Internationalization of URLs
(mduerst@ifi.unizh.ch) This
represents my view in 1996, it is outdated. For an update, click
here. This document summarizes my impressions and insights from earlier
discussions on the net as well as some proposals for progress.
Overview
URLs are identifiers for resources on the internet. Due to the way their
syntax is currently defined, they are in some cases very obviously self-explaining
(hypothetical example: mailto:john.smith@ibm.com), whereas in other cases,
this is completely different (immagine a similar address in Japan, that
has to be written in Latin letters to conform to URL syntax, but that is
not as understandable to a reader that is used mainly to Japanese characters).
There is therefore a clear and certain need for the internationalization
of URLs. However, this need up to now has only met several obstacles, and
has not yet found an appropriate solution.
URLs as Seen by their Inventors
To understand the full magnitude of the problem of internationalizing
URLs, it is important to understand what the creators of URLs and related
items (URNs, URIs,...) had intended them for.

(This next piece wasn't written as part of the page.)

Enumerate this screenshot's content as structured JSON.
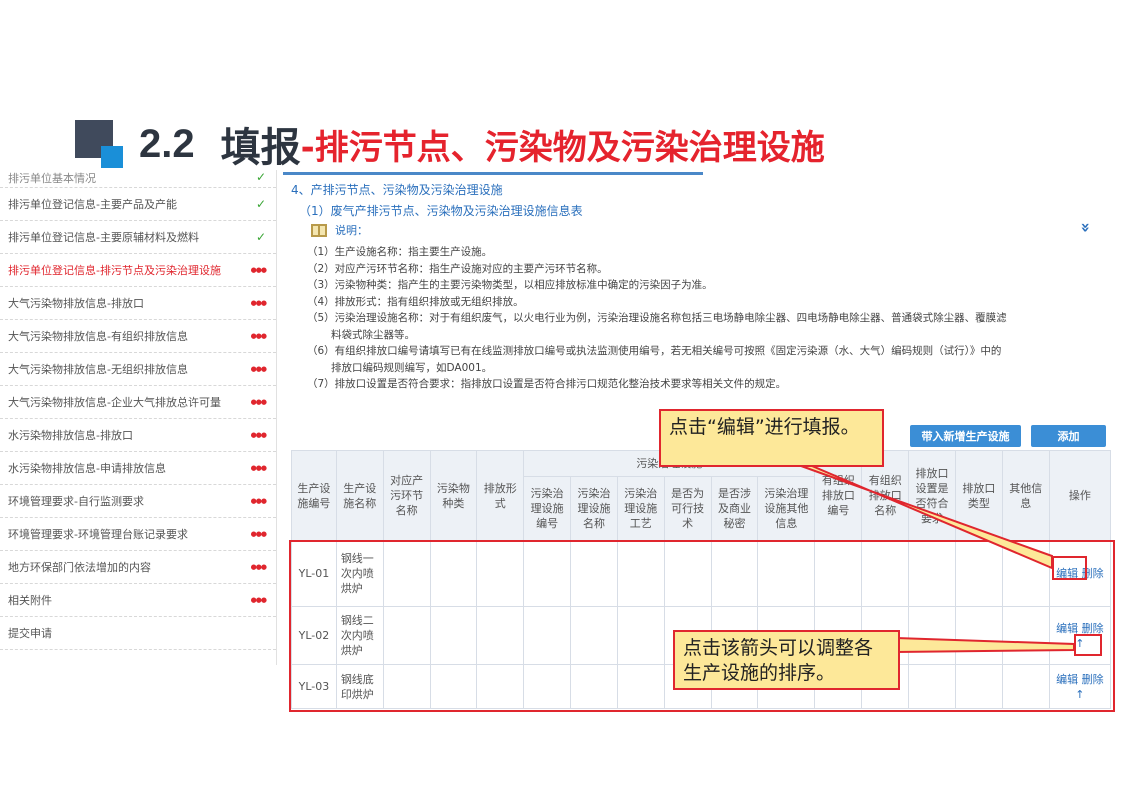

- The general URL syntax only fixes the first part of the URL, up to
a ":", which indicates the "scheme". Athough some commonalities
exist among schemes with similar specification requirements, the greater
part of an URL is more related to the specific scheme/protocol than to
URLs in general.
- URLs use (ASCII) characters for their representation on paper or monitors,
but they actually are defined as a sequence of octets, without any general
specification of the character semantics of these octets.
- Any octet value can be represented, but for those octet values outside
a well-defined set (coinciding with a subset of corresponding printable
ASCII characters), an escape mechanism of the form %XX (the XX representing
the octet in hexadecimal representation) has to be used.
- By their inventors, URLs are seen as abstract identifiers that, very
simmilar to telephone numbers, do not need to give any association with
the content or location of the resources they point to.
- URLs are mainly intended for computer use, and not necessarily for
direct use by a human.
URLs in Practice
To the above abstract view contrasts the practical daily use of URLs:
- URLs are more or less mnemonic, and are designed to be mnemotic. In
some cases, this results from the fact that some schemes more or less directly
represent notations such as domain names, file names, and user names that
are themselves mostly mnemonic. In other cases, the above are specifically
arranged to result in self-speaking and easily memorizable URLs.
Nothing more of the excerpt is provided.